News
There are widespread concerns among litigators about ambiguity in the e-disclosure rules, a new survey reveals.
The study by Ipsos Mori for KPMG Forensic, shows 48 of the 100 UK litigators asked believe that judges and masters are ill-equipped to make e-disclosure case management decisions and should be trained on the difficulties routinely faced in an e-disclosure exercise.
Sixty-eight per cent also support the establishment of an independent body of industry practitioners to promote best practice and training in dealing with the disclosure of electronic documents.
Guidelines on e-disclosure were introduced into the Civil Procedure Rules (CPR) two years ago, yet only 17% of lawyers believe they have had a positive impact. Nearly half (43%) believe they have not and 56% believe they have made litigation more costly. The survey shows that 48% cases cost £500,000 or more, with 26% costing over £1m.
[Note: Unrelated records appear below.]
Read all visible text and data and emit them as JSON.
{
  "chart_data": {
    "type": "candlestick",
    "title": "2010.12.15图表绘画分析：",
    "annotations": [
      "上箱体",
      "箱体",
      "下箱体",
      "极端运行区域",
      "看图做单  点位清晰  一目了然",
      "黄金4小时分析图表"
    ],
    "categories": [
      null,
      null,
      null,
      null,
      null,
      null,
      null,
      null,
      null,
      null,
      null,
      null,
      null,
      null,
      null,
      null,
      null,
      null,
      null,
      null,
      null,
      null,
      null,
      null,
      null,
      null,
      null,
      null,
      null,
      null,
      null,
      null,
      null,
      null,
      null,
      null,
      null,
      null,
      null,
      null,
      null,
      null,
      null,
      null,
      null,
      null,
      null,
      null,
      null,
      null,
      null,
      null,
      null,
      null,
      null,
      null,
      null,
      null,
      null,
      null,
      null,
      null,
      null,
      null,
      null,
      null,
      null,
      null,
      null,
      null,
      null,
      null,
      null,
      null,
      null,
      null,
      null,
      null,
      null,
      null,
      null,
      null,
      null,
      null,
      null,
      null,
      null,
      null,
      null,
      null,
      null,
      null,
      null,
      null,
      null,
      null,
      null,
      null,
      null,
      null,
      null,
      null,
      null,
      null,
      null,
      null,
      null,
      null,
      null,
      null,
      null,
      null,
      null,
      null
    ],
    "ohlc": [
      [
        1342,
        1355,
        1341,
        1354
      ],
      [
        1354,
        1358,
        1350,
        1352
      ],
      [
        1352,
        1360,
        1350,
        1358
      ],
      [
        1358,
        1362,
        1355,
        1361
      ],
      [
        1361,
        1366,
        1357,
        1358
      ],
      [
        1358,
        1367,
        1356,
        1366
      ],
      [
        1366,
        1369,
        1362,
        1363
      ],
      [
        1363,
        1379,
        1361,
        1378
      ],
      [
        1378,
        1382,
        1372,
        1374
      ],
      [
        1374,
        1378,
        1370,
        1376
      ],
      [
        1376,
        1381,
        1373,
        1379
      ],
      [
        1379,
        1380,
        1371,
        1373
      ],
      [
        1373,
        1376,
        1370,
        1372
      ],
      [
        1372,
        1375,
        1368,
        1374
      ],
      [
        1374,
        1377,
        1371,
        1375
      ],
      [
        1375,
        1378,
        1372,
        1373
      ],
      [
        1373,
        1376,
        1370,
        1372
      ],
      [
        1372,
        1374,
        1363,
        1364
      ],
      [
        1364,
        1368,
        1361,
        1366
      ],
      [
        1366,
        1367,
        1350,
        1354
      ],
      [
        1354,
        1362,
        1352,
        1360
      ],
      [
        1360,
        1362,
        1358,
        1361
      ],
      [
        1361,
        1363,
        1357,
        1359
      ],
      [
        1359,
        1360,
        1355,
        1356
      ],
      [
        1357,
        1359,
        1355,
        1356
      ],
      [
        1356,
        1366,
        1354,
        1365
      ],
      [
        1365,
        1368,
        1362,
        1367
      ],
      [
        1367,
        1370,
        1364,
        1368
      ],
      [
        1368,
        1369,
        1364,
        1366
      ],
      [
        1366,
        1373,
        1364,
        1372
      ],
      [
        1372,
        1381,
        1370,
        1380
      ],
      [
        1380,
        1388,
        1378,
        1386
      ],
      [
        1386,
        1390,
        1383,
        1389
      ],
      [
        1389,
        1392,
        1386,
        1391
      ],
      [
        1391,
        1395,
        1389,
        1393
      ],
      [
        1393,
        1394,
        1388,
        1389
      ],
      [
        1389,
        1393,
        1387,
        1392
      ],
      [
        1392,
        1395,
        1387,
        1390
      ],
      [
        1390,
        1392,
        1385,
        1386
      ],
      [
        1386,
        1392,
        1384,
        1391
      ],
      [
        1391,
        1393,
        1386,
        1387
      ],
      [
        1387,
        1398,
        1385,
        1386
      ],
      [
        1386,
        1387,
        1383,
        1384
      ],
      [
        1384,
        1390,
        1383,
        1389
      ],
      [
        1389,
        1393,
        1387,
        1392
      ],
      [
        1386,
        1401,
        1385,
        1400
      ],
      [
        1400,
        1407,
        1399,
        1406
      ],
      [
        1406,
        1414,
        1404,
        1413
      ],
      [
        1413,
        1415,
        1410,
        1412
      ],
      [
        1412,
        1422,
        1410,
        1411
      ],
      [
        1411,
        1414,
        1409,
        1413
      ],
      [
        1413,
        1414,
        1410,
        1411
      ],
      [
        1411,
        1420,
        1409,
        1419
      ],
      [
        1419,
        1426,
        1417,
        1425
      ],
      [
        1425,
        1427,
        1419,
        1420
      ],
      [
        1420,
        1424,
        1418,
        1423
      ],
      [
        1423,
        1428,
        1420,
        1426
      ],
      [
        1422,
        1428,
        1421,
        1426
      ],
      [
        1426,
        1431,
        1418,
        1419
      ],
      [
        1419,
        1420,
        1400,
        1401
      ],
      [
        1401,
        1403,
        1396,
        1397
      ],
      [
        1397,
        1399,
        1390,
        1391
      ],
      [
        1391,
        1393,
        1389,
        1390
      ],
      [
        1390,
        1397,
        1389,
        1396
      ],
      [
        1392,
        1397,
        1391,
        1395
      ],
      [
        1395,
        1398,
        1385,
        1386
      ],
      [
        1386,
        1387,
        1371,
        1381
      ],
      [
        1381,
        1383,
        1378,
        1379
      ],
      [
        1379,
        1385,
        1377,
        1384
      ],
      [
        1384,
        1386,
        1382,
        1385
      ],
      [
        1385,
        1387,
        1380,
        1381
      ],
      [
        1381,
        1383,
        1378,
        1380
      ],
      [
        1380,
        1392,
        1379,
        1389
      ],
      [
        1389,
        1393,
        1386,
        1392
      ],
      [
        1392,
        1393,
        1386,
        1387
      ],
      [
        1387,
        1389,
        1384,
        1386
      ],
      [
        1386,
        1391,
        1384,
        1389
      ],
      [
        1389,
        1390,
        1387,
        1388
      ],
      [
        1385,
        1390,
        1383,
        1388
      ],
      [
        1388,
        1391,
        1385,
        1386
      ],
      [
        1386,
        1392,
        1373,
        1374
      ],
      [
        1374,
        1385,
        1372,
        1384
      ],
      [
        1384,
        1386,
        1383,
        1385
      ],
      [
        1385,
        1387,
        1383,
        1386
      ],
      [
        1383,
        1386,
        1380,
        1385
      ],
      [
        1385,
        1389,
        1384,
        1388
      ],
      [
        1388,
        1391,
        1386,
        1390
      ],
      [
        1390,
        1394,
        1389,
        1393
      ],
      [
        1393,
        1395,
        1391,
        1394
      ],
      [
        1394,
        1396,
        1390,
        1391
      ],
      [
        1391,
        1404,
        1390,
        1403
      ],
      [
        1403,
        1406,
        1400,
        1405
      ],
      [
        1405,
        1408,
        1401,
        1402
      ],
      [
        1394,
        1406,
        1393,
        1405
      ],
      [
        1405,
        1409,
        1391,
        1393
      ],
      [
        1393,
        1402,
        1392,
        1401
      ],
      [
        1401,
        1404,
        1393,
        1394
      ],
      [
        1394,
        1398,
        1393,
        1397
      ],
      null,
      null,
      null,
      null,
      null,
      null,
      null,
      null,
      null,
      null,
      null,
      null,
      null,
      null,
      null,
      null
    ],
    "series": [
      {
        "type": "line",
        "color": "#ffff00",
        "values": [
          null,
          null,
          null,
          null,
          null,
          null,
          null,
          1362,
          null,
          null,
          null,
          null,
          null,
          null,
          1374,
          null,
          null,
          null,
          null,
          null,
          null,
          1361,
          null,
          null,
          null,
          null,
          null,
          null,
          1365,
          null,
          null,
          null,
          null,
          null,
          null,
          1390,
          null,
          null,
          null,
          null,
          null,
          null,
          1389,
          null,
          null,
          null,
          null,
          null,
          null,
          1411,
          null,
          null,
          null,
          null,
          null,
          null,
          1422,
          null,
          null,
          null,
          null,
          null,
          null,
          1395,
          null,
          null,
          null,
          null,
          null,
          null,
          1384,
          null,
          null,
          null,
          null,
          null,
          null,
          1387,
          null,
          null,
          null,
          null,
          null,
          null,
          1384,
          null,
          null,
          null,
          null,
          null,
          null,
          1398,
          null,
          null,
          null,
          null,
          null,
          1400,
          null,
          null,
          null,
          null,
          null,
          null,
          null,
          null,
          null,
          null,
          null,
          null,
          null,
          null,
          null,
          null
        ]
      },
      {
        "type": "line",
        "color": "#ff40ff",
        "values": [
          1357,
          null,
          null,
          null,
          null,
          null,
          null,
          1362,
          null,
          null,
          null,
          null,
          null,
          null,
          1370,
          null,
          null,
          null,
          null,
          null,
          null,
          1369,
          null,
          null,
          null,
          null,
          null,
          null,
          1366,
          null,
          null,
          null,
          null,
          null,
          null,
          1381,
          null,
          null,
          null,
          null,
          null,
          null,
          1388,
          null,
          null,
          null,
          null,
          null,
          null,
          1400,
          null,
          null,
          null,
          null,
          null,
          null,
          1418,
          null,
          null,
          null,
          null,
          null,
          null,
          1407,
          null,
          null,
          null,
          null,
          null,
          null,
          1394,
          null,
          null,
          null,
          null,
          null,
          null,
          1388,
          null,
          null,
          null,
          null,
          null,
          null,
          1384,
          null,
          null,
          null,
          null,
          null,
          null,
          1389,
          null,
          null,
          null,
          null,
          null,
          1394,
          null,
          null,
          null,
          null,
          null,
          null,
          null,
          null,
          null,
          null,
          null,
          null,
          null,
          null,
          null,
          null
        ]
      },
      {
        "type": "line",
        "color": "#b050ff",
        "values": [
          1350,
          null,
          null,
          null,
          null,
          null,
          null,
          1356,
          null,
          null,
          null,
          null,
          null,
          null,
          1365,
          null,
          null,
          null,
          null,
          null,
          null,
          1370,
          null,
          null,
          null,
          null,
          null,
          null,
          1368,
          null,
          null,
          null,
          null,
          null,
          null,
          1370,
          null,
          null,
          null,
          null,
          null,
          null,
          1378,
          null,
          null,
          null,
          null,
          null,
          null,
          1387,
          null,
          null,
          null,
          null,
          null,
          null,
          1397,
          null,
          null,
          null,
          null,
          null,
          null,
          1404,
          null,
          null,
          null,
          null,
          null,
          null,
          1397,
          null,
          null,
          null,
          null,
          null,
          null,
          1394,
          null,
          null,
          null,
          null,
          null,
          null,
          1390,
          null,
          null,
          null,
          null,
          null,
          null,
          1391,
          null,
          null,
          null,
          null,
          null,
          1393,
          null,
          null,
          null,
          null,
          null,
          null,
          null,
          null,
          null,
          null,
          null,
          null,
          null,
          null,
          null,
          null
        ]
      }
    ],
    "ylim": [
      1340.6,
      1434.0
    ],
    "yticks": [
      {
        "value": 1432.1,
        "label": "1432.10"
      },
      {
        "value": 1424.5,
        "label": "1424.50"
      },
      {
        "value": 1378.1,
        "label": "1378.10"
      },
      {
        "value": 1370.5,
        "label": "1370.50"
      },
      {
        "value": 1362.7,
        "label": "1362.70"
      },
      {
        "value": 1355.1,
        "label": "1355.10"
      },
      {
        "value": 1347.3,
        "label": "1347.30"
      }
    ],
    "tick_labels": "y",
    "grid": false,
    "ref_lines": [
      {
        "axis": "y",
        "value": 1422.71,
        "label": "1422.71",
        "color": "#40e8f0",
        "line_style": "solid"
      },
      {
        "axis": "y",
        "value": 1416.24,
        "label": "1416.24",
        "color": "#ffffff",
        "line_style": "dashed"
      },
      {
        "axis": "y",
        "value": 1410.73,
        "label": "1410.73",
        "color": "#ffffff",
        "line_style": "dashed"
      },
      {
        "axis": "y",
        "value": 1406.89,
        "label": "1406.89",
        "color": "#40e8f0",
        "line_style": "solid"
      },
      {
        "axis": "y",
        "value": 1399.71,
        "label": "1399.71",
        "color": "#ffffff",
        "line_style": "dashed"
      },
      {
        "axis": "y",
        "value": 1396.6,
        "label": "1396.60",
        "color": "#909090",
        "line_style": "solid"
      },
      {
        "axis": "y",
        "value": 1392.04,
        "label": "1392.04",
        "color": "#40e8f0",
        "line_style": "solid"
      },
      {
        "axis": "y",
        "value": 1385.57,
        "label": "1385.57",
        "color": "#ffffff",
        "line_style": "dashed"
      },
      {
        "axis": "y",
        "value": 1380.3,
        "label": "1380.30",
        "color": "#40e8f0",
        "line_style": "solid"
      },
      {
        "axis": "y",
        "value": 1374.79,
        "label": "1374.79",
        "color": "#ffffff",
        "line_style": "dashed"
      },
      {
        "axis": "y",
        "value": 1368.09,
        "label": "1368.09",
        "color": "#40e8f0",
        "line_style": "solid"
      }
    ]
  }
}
KPMG Forensic says costs could be reduced if the two sides met earlier, as the CPR suggest. In fact, 39% say they had never met their opponent to discuss it and of those that had met, in 29% of cases it was not until, or after, the case management conference.
Paul Tombleson, head of forensic technology at KPMG Forensic, says: “E-disclosure can be immensely complex and costly, and litigators have called for renewed energy in agreeing clearer case management guidelines.”